The recommendation says the outdated design presents several safety issues: Patients’ and staff members’ ability to move from one part of the building to another is limited to a single hallway; some stairwells lack cameras; a number of programs are held in windowless basement areas; most patient rooms lack natural lighting; and outdoor recreation is limited to a diamond-shaped, empty section of grass.
Another issue the task force is grappling with could affect lawmakers’ plans for a new hospital: patients sent to Whiting for competency restoration — psychiatric treatment necessary for them to be able to understand criminal charges against them or assist in their own defense. When Dutcher Hall — a less secure section of Whiting Forensic Hospital — fills all its beds, patients admitted to the hospital for competency restoration, generally the population there for the shortest period of time, are frequently moved to the maximum-security facility and housed alongside those under the supervision of the Psychiatric Security Review Board, those acquitted of criminal charges and who are generally held at the Middletown hospital for long periods, even decades.
Figuring out how to best serve people with mental health conditions who get ensnared in the criminal legal system is especially important, considering judges are ordering competency exams in an increasing number of criminal cases, even as arrests decline and the number of people in correctional facilities shrinks. Lawlor, the previous undersecretary for criminal justice policy and planning for Gov. Dannel P. Malloy, suggested the uptick in competency exams is “probably by default: people who should be in some type of appropriate [community] care are ending up in the criminal justice system because there’s just no other alternatives available.”

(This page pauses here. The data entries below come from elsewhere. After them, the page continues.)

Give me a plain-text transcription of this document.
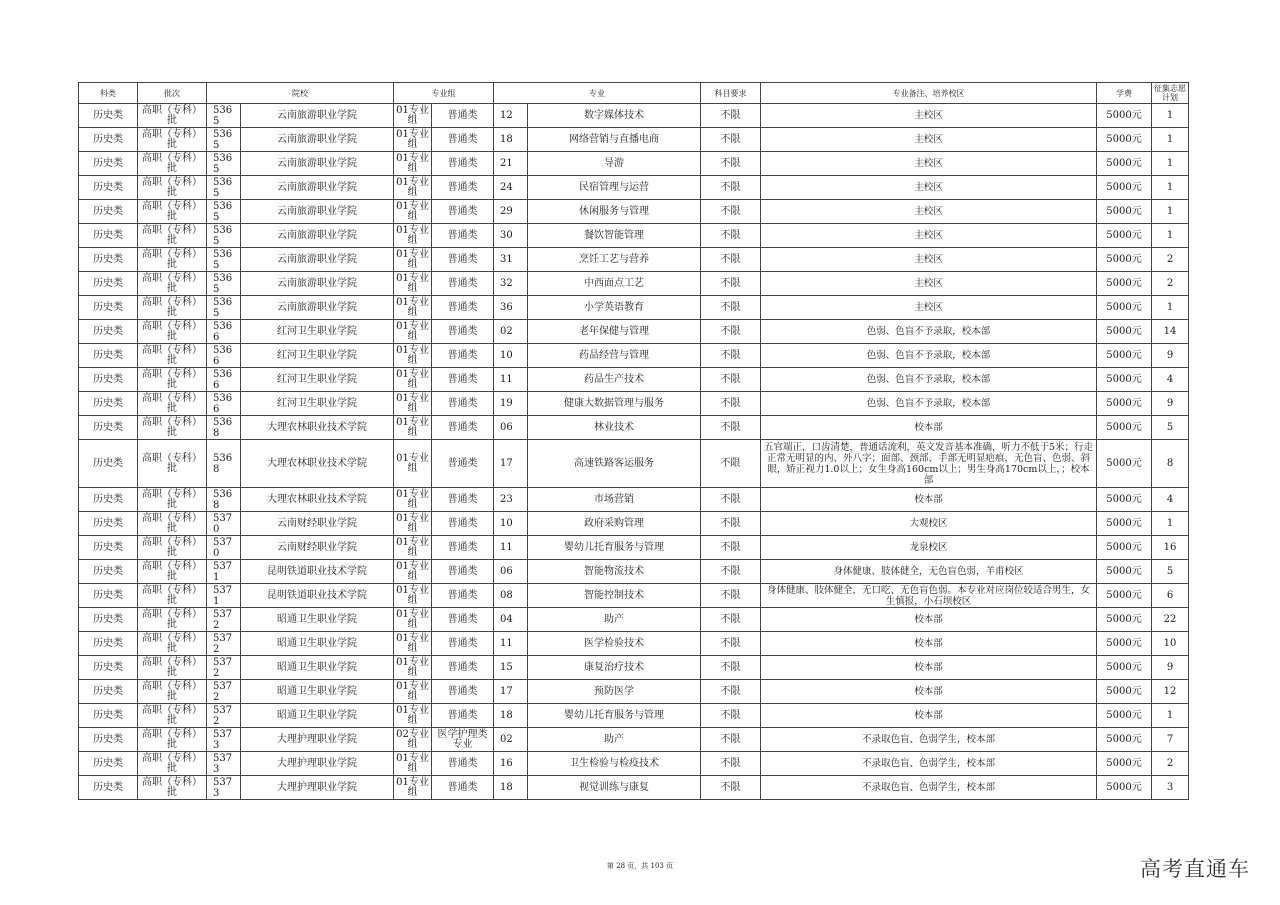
科类	批次	院校		专业组		专业		科目要求	专业备注、培养校区	学费	征集志愿计划
历史类	高职（专科）批	5365	云南旅游职业学院	01专业组	普通类	12	数字媒体技术	不限	主校区	5000元	1
历史类	高职（专科）批	5365	云南旅游职业学院	01专业组	普通类	18	网络营销与直播电商	不限	主校区	5000元	1
历史类	高职（专科）批	5365	云南旅游职业学院	01专业组	普通类	21	导游	不限	主校区	5000元	1
历史类	高职（专科）批	5365	云南旅游职业学院	01专业组	普通类	24	民宿管理与运营	不限	主校区	5000元	1
历史类	高职（专科）批	5365	云南旅游职业学院	01专业组	普通类	29	休闲服务与管理	不限	主校区	5000元	1
历史类	高职（专科）批	5365	云南旅游职业学院	01专业组	普通类	30	餐饮智能管理	不限	主校区	5000元	1
历史类	高职（专科）批	5365	云南旅游职业学院	01专业组	普通类	31	烹饪工艺与营养	不限	主校区	5000元	2
历史类	高职（专科）批	5365	云南旅游职业学院	01专业组	普通类	32	中西面点工艺	不限	主校区	5000元	2
历史类	高职（专科）批	5365	云南旅游职业学院	01专业组	普通类	36	小学英语教育	不限	主校区	5000元	1
历史类	高职（专科）批	5366	红河卫生职业学院	01专业组	普通类	02	老年保健与管理	不限	色弱、色盲不予录取，校本部	5000元	14
历史类	高职（专科）批	5366	红河卫生职业学院	01专业组	普通类	10	药品经营与管理	不限	色弱、色盲不予录取，校本部	5000元	9
历史类	高职（专科）批	5366	红河卫生职业学院	01专业组	普通类	11	药品生产技术	不限	色弱、色盲不予录取，校本部	5000元	4
历史类	高职（专科）批	5366	红河卫生职业学院	01专业组	普通类	19	健康大数据管理与服务	不限	色弱、色盲不予录取，校本部	5000元	9
历史类	高职（专科）批	5368	大理农林职业技术学院	01专业组	普通类	06	林业技术	不限	校本部	5000元	5
历史类	高职（专科）批	5368	大理农林职业技术学院	01专业组	普通类	17	高速铁路客运服务	不限	五官端正，口齿清楚，普通话流利，英文发音基本准确，听力不低于5米；行走正常无明显的内、外八字；面部、颈部、手部无明显疤痕，无色盲、色弱、斜眼，矫正视力1.0以上；女生身高160cm以上；男生身高170cm以上，；校本部	5000元	8
历史类	高职（专科）批	5368	大理农林职业技术学院	01专业组	普通类	23	市场营销	不限	校本部	5000元	4
历史类	高职（专科）批	5370	云南财经职业学院	01专业组	普通类	10	政府采购管理	不限	大观校区	5000元	1
历史类	高职（专科）批	5370	云南财经职业学院	01专业组	普通类	11	婴幼儿托育服务与管理	不限	龙泉校区	5000元	16
历史类	高职（专科）批	5371	昆明铁道职业技术学院	01专业组	普通类	06	智能物流技术	不限	身体健康、肢体健全，无色盲色弱，羊甫校区	5000元	5
历史类	高职（专科）批	5371	昆明铁道职业技术学院	01专业组	普通类	08	智能控制技术	不限	身体健康、肢体健全，无口吃、无色盲色弱。本专业对应岗位较适合男生，女生慎报，小石坝校区	5000元	6
历史类	高职（专科）批	5372	昭通卫生职业学院	01专业组	普通类	04	助产	不限	校本部	5000元	22
历史类	高职（专科）批	5372	昭通卫生职业学院	01专业组	普通类	11	医学检验技术	不限	校本部	5000元	10
历史类	高职（专科）批	5372	昭通卫生职业学院	01专业组	普通类	15	康复治疗技术	不限	校本部	5000元	9
历史类	高职（专科）批	5372	昭通卫生职业学院	01专业组	普通类	17	预防医学	不限	校本部	5000元	12
历史类	高职（专科）批	5372	昭通卫生职业学院	01专业组	普通类	18	婴幼儿托育服务与管理	不限	校本部	5000元	1
历史类	高职（专科）批	5373	大理护理职业学院	02专业组	医学护理类专业	02	助产	不限	不录取色盲、色弱学生，校本部	5000元	7
历史类	高职（专科）批	5373	大理护理职业学院	01专业组	普通类	16	卫生检验与检疫技术	不限	不录取色盲、色弱学生，校本部	5000元	2
历史类	高职（专科）批	5373	大理护理职业学院	01专业组	普通类	18	视觉训练与康复	不限	不录取色盲、色弱学生，校本部	5000元	3
第 28 页，共 103 页	高考直通车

Other members of the task force proposed performing competency restorations on an outpatient basis. Lawlor said the General Assembly might be inclined to expand community services instead of relying on police to deliver services to, or arrest, people with serious mental health conditions. Expanding community-based alternatives could mean fewer people wind up at a hospital like Whiting in the first place.
“We should be looking at the root causes of this to prevent this from happening in the first place,” said Paul Acker, a task force member and senior policy advisor for Advocacy Unlimited.

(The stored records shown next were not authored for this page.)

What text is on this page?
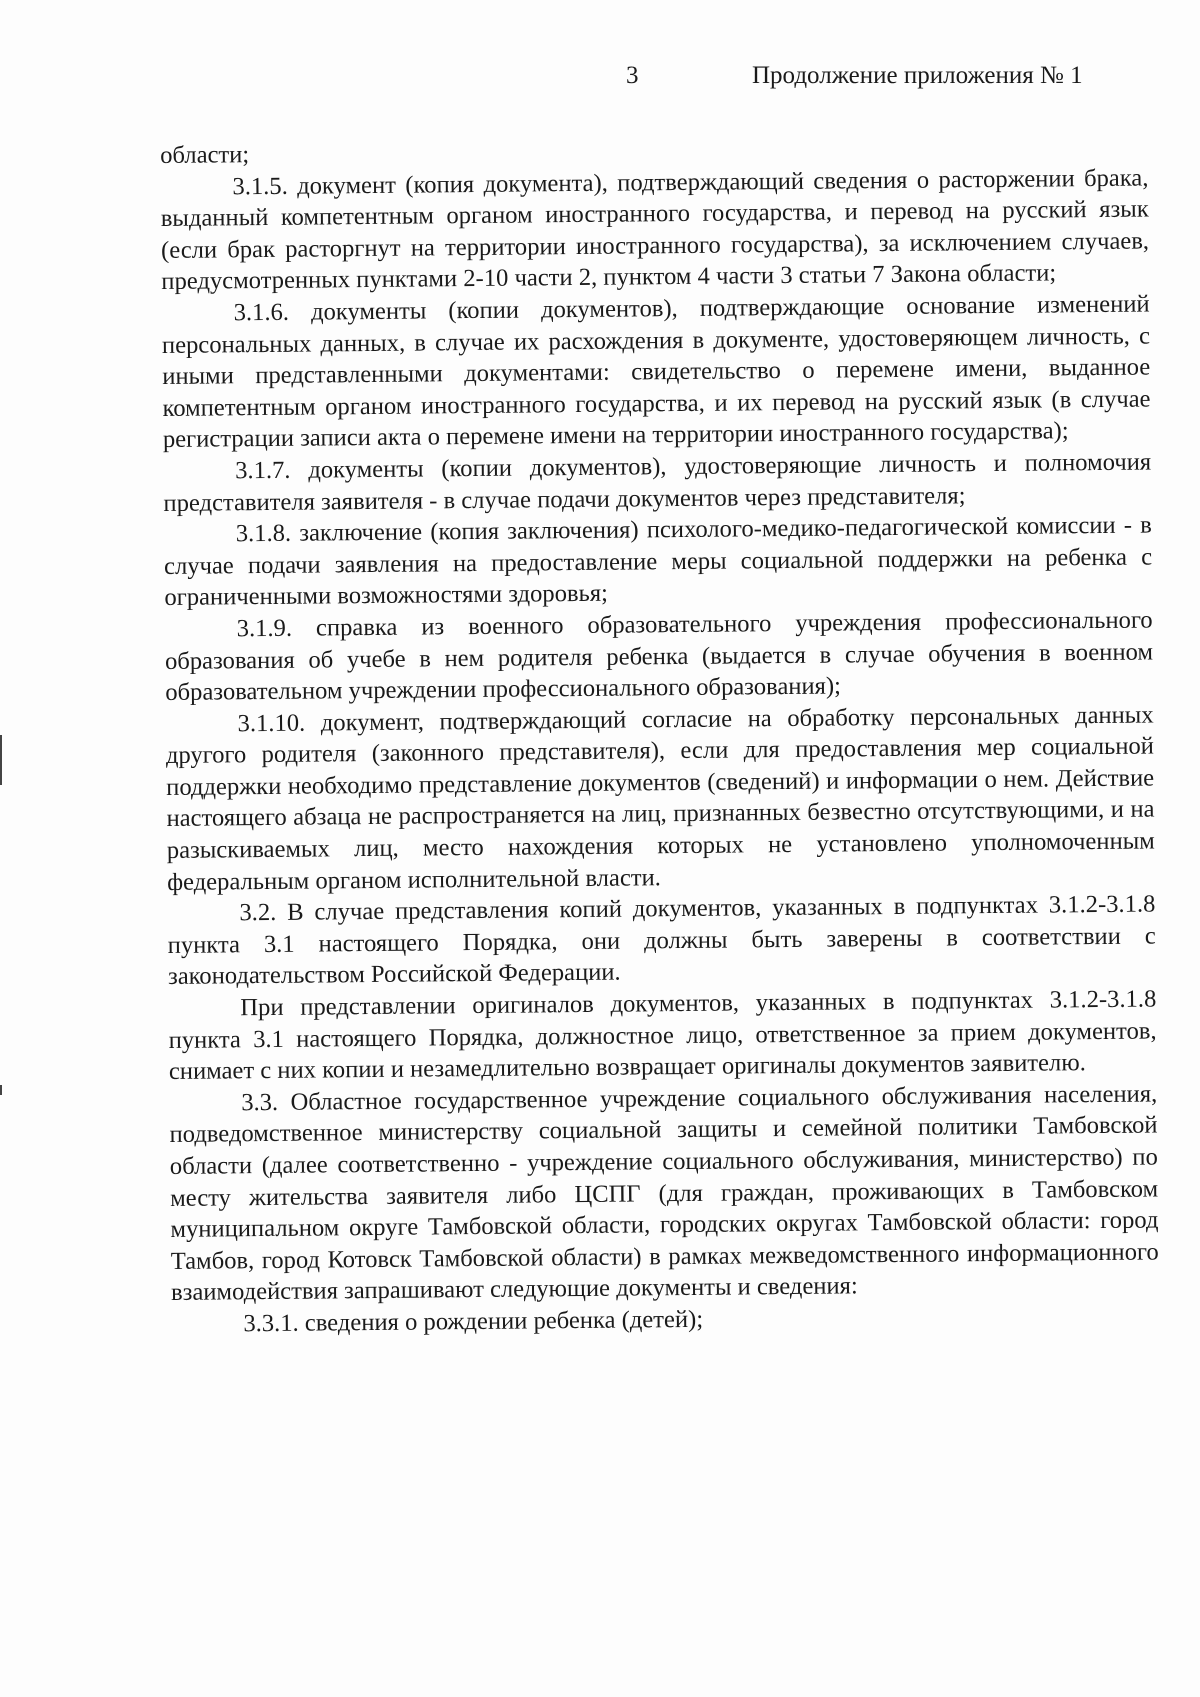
3	Продолжение приложения № 1

области;

3.1.5. документ (копия документа), подтверждающий сведения о расторжении брака, выданный компетентным органом иностранного государства, и перевод на русский язык (если брак расторгнут на территории иностранного государства), за исключением случаев, предусмотренных пунктами 2-10 части 2, пунктом 4 части 3 статьи 7 Закона области;

3.1.6. документы (копии документов), подтверждающие основание изменений персональных данных, в случае их расхождения в документе, удостоверяющем личность, с иными представленными документами: свидетельство о перемене имени, выданное компетентным органом иностранного государства, и их перевод на русский язык (в случае регистрации записи акта о перемене имени на территории иностранного государства);

3.1.7. документы (копии документов), удостоверяющие личность и полномочия представителя заявителя - в случае подачи документов через представителя;

3.1.8. заключение (копия заключения) психолого-медико-педагогической комиссии - в случае подачи заявления на предоставление меры социальной поддержки на ребенка с ограниченными возможностями здоровья;

3.1.9. справка из военного образовательного учреждения профессионального образования об учебе в нем родителя ребенка (выдается в случае обучения в военном образовательном учреждении профессионального образования);

3.1.10. документ, подтверждающий согласие на обработку персональных данных другого родителя (законного представителя), если для предоставления мер социальной поддержки необходимо представление документов (сведений) и информации о нем. Действие настоящего абзаца не распространяется на лиц, признанных безвестно отсутствующими, и на разыскиваемых лиц, место нахождения которых не установлено уполномоченным федеральным органом исполнительной власти.

3.2. В случае представления копий документов, указанных в подпунктах 3.1.2-3.1.8 пункта 3.1 настоящего Порядка, они должны быть заверены в соответствии с законодательством Российской Федерации.

При представлении оригиналов документов, указанных в подпунктах 3.1.2-3.1.8 пункта 3.1 настоящего Порядка, должностное лицо, ответственное за прием документов, снимает с них копии и незамедлительно возвращает оригиналы документов заявителю.

3.3. Областное государственное учреждение социального обслуживания населения, подведомственное министерству социальной защиты и семейной политики Тамбовской области (далее соответственно - учреждение социального обслуживания, министерство) по месту жительства заявителя либо ЦСПГ (для граждан, проживающих в Тамбовском муниципальном округе Тамбовской области, городских округах Тамбовской области: город Тамбов, город Котовск Тамбовской области) в рамках межведомственного информационного взаимодействия запрашивают следующие документы и сведения:

3.3.1. сведения о рождении ребенка (детей);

The task force will also ask lawmakers to reconsider the role of the Psychiatric Security Review Board, which supervises people found not guilty by reason of insanity.
“I think we all agree the process can be improved upon,” said Dr. John Rodis, a task force member and former president of St. Francis Hospital.
PSRB patients can be institutionalized for decades, cut off from the outside world for much of their lives. Lori Hauser, a forensic psychologist at Whiting and member of the task force, suggested streamlining the process for these patients to be transferred to different sections in a hospital, allowing for defense attorneys and prosecutors to agree to a transfer and then notify the board, rather than holding a full hearing.
Others proposed disbanding the PSRB entirely, or at least re-introducing a bill from 2018 that would reform the board and require them to consider patients’ needs, not just public safety, when deciding whether to discharge a patient back to the community.
“We’d love to see it eliminated completely. But if we’re going to look at this incrementally, then we really wouldn’t be satisfied with anything less than what was in that proposed bill,” said Nancy Alisberg, the task force’s patient advocate.
The task force will next meet on Jan. 5, the day before the session, where they will continue to review recommendations to give lawmakers.